At some point we had some bug/issue in the transformation part of the back fill. We started mirroring also. Only after a week, in the process of checking the new data, we identified that the data is not in correct form. We never came to know about it because no one is reading from new collection! But because we did not change anything in the old collection, we just deleted the new collection and started from step 0.
To the point "prove that data is complete and consistent" we had to write few python scripts that prove it. They are like litmus tests. One main script was to go through the old collection and check every event presents in the new one and the content also matches. There are nuances for this step also. One such thing was that, from the time it reads from old collection to the time it reads the new collection, there would have been changes in the data and it would say data is not 100% match. When we go and check the particular event that the script says not matching, they would match! But most of the times it used to tell 100% of the data is mirrored.
5. Primary and side effects
Once all of the above steps are done properly and the health scripts are green for a week, we started building confidence in the new collection. But we are not done yet! We just wrote the data to new collection. We still need to start reading from new collection. This is the second phase. Reading from new collection does not mean that we stop writing to old collection. We decided to still write to old collection but as a side effect now. That means, the new collection becomes the primary one. This is the first place where we are altering the write/read behavior on old collection. This was the scariest part I would say. Any mismatch in the data results in so many other things. The data corruption spreads to other data stores.
We did not want to take the risk at that level. We wanted to change the reads in a full controlled manner. We wanted to roll it out incrementally. Kind of A/B. We had put custom logic to roll it out to selected loans so that we can see if there are any issues. We started with one loan, 10%, 50% and later 100%. We kept checking the health scripts still, through out this process to make sure that everything is still in place.

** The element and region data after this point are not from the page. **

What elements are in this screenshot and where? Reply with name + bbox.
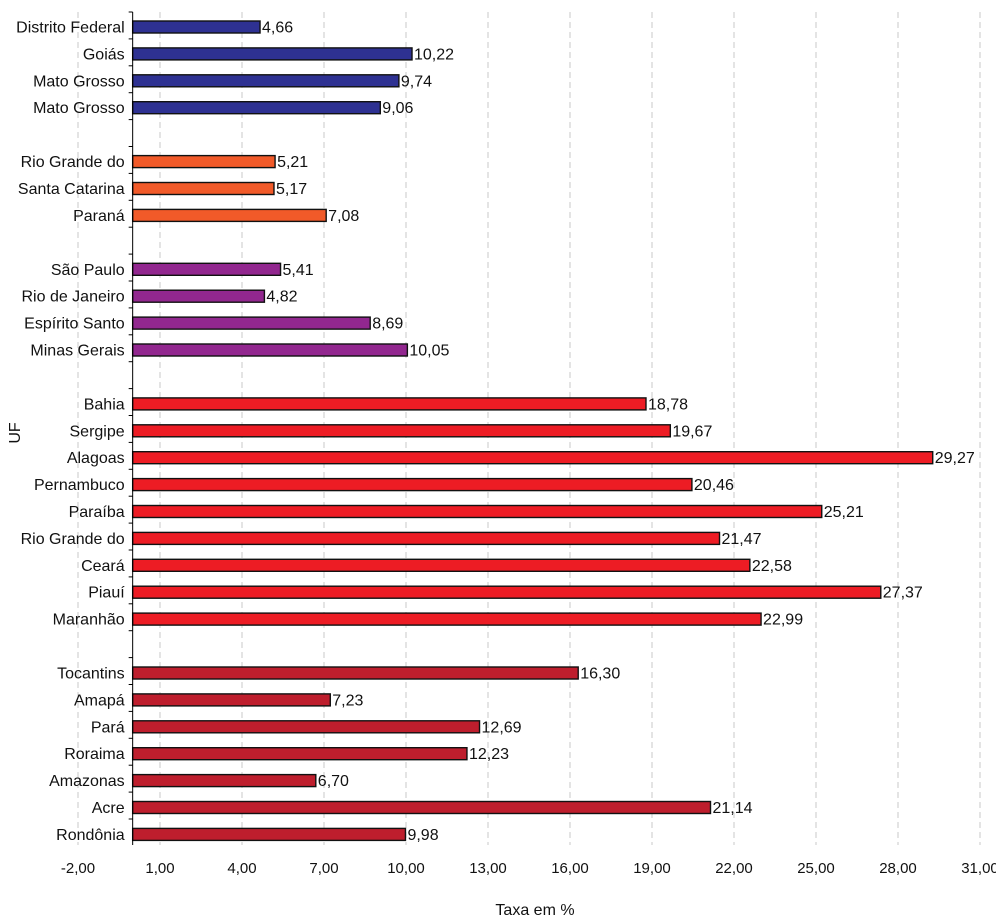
data-label: 25,21 — [824, 504, 864, 521]
category-label: Pernambuco — [34, 477, 125, 494]
bar — [133, 398, 646, 410]
x-tick-label: 28,00 — [879, 860, 917, 877]
data-label: 21,47 — [722, 531, 762, 548]
category-label: Distrito Federal — [16, 20, 124, 37]
x-tick-label: 4,00 — [227, 860, 256, 877]
bar — [133, 667, 579, 679]
category-label: Acre — [92, 800, 125, 817]
bar — [133, 775, 316, 787]
category-label: Rio Grande do — [21, 154, 125, 171]
category-label: São Paulo — [51, 262, 125, 279]
category-label: Mato Grosso — [33, 73, 125, 90]
bar — [133, 694, 331, 706]
bar — [133, 748, 467, 760]
bar — [133, 263, 281, 275]
data-label: 8,69 — [372, 316, 403, 333]
category-label: Paraná — [73, 208, 125, 225]
category-label: Santa Catarina — [18, 181, 125, 198]
bar — [133, 21, 260, 33]
data-label: 9,06 — [382, 100, 413, 117]
bar — [133, 75, 399, 87]
x-tick-label: 22,00 — [715, 860, 753, 877]
category-label: Pará — [91, 719, 125, 736]
data-label: 18,78 — [648, 396, 688, 413]
category-label: Roraima — [64, 746, 125, 763]
x-tick-label: 10,00 — [387, 860, 425, 877]
x-tick-label: 1,00 — [145, 860, 174, 877]
bars-group — [133, 21, 933, 840]
bar — [133, 48, 412, 60]
category-label: Rio Grande do — [21, 531, 125, 548]
data-label: 12,69 — [482, 719, 522, 736]
data-label: 5,21 — [277, 154, 308, 171]
data-label: 4,66 — [262, 20, 293, 37]
data-label: 6,70 — [318, 773, 349, 790]
data-label: 20,46 — [694, 477, 734, 494]
category-label: Tocantins — [57, 666, 125, 683]
category-label: Sergipe — [70, 423, 125, 440]
category-label: Bahia — [84, 396, 125, 413]
category-label: Alagoas — [67, 450, 125, 467]
category-label: Maranhão — [53, 612, 125, 629]
category-label: Piauí — [88, 585, 125, 602]
bar — [133, 559, 750, 571]
x-tick-label: 31,00 — [961, 860, 996, 877]
category-label: Ceará — [81, 558, 125, 575]
data-label: 5,17 — [276, 181, 307, 198]
data-label: 16,30 — [580, 666, 620, 683]
category-label: Mato Grosso — [33, 100, 125, 117]
bar — [133, 721, 480, 733]
category-label: Paraíba — [69, 504, 125, 521]
x-tick-label: -2,00 — [61, 860, 95, 877]
data-label: 29,27 — [935, 450, 975, 467]
x-tick-label: 25,00 — [797, 860, 835, 877]
bar — [133, 613, 761, 625]
data-label: 7,08 — [328, 208, 359, 225]
x-axis-title: Taxa em % — [495, 902, 574, 919]
data-label: 21,14 — [712, 800, 752, 817]
bar — [133, 156, 275, 168]
data-label: 4,82 — [266, 289, 297, 306]
data-label: 22,99 — [763, 612, 803, 629]
bar — [133, 344, 408, 356]
category-label: Espírito Santo — [24, 316, 125, 333]
bar — [133, 102, 381, 114]
category-label: Rio de Janeiro — [21, 289, 124, 306]
data-label: 7,23 — [332, 692, 363, 709]
bar — [133, 452, 933, 464]
data-label: 27,37 — [883, 585, 923, 602]
bar — [133, 290, 265, 302]
data-label: 12,23 — [469, 746, 509, 763]
data-label: 10,22 — [414, 46, 454, 63]
bar — [133, 479, 692, 491]
bar — [133, 802, 711, 814]
bar — [133, 425, 671, 437]
category-label: Rondônia — [56, 827, 125, 844]
data-label: 19,67 — [672, 423, 712, 440]
x-tick-label: 16,00 — [551, 860, 589, 877]
data-label: 10,05 — [409, 343, 449, 360]
data-label: 5,41 — [283, 262, 314, 279]
bar — [133, 209, 327, 221]
category-label: Amapá — [74, 692, 125, 709]
x-tick-label: 13,00 — [469, 860, 507, 877]
bar — [133, 183, 274, 195]
category-label: Goiás — [83, 46, 125, 63]
data-label: 9,74 — [401, 73, 432, 90]
y-axis-title: UF — [7, 422, 24, 444]
category-label: Minas Gerais — [30, 343, 124, 360]
bar — [133, 532, 720, 544]
x-tick-label: 19,00 — [633, 860, 671, 877]
data-label: 22,58 — [752, 558, 792, 575]
bar — [133, 586, 881, 598]
data-label: 9,98 — [407, 827, 438, 844]
category-label: Amazonas — [49, 773, 125, 790]
x-tick-label: 7,00 — [309, 860, 338, 877]
bar — [133, 317, 371, 329]
bar — [133, 506, 822, 518]
bar — [133, 828, 406, 840]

If I am not wrong this step itself took a good 10 days to couple of weeks. We had to take time to make sure that nothing is going wrong.

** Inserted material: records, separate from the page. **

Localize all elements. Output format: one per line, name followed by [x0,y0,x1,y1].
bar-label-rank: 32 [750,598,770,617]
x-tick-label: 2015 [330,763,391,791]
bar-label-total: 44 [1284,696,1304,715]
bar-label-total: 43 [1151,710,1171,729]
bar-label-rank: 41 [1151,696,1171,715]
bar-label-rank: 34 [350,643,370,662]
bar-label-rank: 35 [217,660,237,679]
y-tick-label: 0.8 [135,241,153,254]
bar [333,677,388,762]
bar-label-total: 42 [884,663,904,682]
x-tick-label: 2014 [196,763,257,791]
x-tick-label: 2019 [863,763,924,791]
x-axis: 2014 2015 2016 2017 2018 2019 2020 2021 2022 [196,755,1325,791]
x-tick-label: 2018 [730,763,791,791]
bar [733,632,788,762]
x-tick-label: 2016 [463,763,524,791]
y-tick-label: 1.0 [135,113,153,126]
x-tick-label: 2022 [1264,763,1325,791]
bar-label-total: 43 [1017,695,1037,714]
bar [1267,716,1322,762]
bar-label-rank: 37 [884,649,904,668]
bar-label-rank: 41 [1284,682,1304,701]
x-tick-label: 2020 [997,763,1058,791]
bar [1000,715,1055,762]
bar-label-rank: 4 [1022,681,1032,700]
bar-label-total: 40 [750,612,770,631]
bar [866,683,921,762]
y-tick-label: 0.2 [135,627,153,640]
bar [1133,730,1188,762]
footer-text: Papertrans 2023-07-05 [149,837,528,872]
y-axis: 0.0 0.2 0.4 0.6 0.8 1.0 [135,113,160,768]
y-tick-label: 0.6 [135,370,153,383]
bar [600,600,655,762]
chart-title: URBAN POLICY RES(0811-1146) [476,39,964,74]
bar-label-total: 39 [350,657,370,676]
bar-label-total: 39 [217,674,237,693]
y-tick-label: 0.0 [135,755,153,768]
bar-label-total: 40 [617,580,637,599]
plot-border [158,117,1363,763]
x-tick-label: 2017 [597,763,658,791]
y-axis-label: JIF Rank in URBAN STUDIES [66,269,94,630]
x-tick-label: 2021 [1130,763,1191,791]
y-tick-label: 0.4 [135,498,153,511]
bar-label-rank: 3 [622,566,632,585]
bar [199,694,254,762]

6. Stop writing to old collection
This is the third phase where we completely stop writing to old collection. I think its been around a month since we finished the last step and as I write this article, we have not stopped writing to old collection yet! We still run the health scripts every now and then and they all seem fine. We are pretty confident of stopping writes to old collection very soon now though. We can still take some time on it as both the reads and writes have already moved to the new collection.
Initially we felt that we are actually doing over engineering with all side effects, health scripts, controlled roll outs, etc. but they are absolutely required when you are dealing with critical data. Without them, you don't know when you screw up the data and it will be nightmare to recover it back. I think in total it took us around 2 months to fully complete this process. Pretty much worth it. This gave us room for risk also!
I need to give credits to Mansha who took over this entire process from scratch across development and monitoring. Hope you enjoyed reading this. Cheers!